- EU leaders are so desperate for re-election that they will sacrifice their platform for the sake of feel palliatives that pander to voters.
- The EU's vote to end mobile wireless roaming charges and enforce net neutrality hurts growth and competitiveness.
- To enforce the new roaming rules, regulators will have to set up a de facto surveillance system to track citizen's use of mobile phones.
- Net neutrality's impossible requirements to create the ultimate internet experience for all will inevitably lower quality for everyone.
European Union leaders, with European Commission Vice President Neelie Kroes at the helm, are so desperate for re-election in May that they will sacrifice their very platform for the sake of feel good palliatives that pander to voters.
The original idea behind the proposal for a digital single market for the "Connected Continent" was for Europe to “tap all sources of growth to exit the crisis, create jobs and regain its competitiveness." But a recent vote to end mobile wireless roaming charges and enforce net neutrality does nothing to support the economic reforms that the EU needs. Furthermore there is little relief for Southern Europeans so hard hit by the financial crisis they can’t roam anyway.

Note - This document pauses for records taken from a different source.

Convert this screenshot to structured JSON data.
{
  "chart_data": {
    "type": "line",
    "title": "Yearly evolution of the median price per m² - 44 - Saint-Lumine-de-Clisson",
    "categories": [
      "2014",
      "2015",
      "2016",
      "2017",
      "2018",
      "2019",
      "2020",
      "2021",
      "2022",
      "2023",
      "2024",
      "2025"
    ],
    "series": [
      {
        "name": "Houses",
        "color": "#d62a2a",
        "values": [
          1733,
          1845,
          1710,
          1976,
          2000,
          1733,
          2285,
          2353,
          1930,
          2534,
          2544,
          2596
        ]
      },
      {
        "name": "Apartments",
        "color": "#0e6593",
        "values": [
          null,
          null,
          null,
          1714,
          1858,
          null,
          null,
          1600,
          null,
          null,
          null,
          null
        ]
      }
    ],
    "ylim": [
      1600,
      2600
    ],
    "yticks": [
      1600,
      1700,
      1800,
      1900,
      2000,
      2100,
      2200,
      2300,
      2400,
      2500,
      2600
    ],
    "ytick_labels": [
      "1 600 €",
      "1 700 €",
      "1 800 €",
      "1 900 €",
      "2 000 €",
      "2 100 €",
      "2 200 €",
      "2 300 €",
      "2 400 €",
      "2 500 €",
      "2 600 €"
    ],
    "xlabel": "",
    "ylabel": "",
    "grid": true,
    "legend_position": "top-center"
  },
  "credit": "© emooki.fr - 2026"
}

The EU’s new roaming rules create perverse “mobile arbitrage” where consumers can buy SIM cards and telecom services in countries where traffic is cheap, such as Lithuania, and use them in countries where traffic is dear, such as the UK, thereby avoiding the price differences in the UK where taxes and spectrum costs are considerably higher. British operators must deliver the traffic regardless of the costs. Already, financial speculators have expressed interest in gaming the rules.
The EU is aware of the danger and says that the plan is subject to “reasonable use” and that “excessive use” is not allowed. It says it will stipulate rules for monitoring abuse and meting punishment. In practice, Europeans who frequently travel, for example students and business travelers, will be the unwitting violators under the new plan. The irony is that the EU, which has criticized the the National Security Agency’s monitoring activities, will now set up its own de facto surveillance system for tracking citizens’ use of mobile phones. The system will likely force operators to police not only their own customers, but also roaming customers that enter their networks.
This grotesque outcome with roaming further highlights the problems of net neutrality in the EU. While the new rule protects traffic from monitoring and blocking online, it creates a new regime to monitor and block citizens instead. Operators are restricted from managing their networks to ensure optimal user experiences for all their subscribers. Furthermore, the murky managed services definitions threaten to curtail innovators’ ability to contract with network operators to improve the distribution of services with better quality. Net neutrality’s impossible requirements to create the ultimate internet experience for all will have the inevitable result of lowering quality for everyone.
Creating a world with a patchwork of net neutrality regulation will itself provide arbitrage opportunities. Digital entrepreneurs will likely look for the countries and regions where they are allowed to contract with operators to offer services that users want.
A decade ago, many considered the new EU an economic threat to U.S. economic and technological dominance. At that time there were six European handset makers, and Europe's Global System for Mobile Communications was the global mobile standard.
The reality is different today. There are no significant European phone makers. EU network investment has plummeted from one-third to less than one-fifth of the world’s total. The U.S., which invests in broadband at twice the per capita level of the EU, has fostered 15 of the world’s top 25 Internet companies; the EU has only created one.
It is unfortunate that the EU’s leaders are failing to address the real change that is needed to make the EU competitive. One important step would be to harmonize the tax system so that all EU countries are attractive to Internet companies, not just Ireland. Another reform is to allow operators to consolidate so that they can achieve greater scale and lower transactions costs. All told, 74 percent of the EU fixed broadband subscriptions are delivered by DSL (versus 34 percent in the U.S.), and just 26 percent of people in the EU can get LTE (versus 97 percent in the US). Operators can’t get the conditions to create the real facilities-based competition that exists in the U.S.
The parliamentary vote will have to be approved by the Council of Ministers before it becomes law. But no one should worry about the EU being an economic threat. It is dead set on following the path to digital oblivion in the name of consumer interest.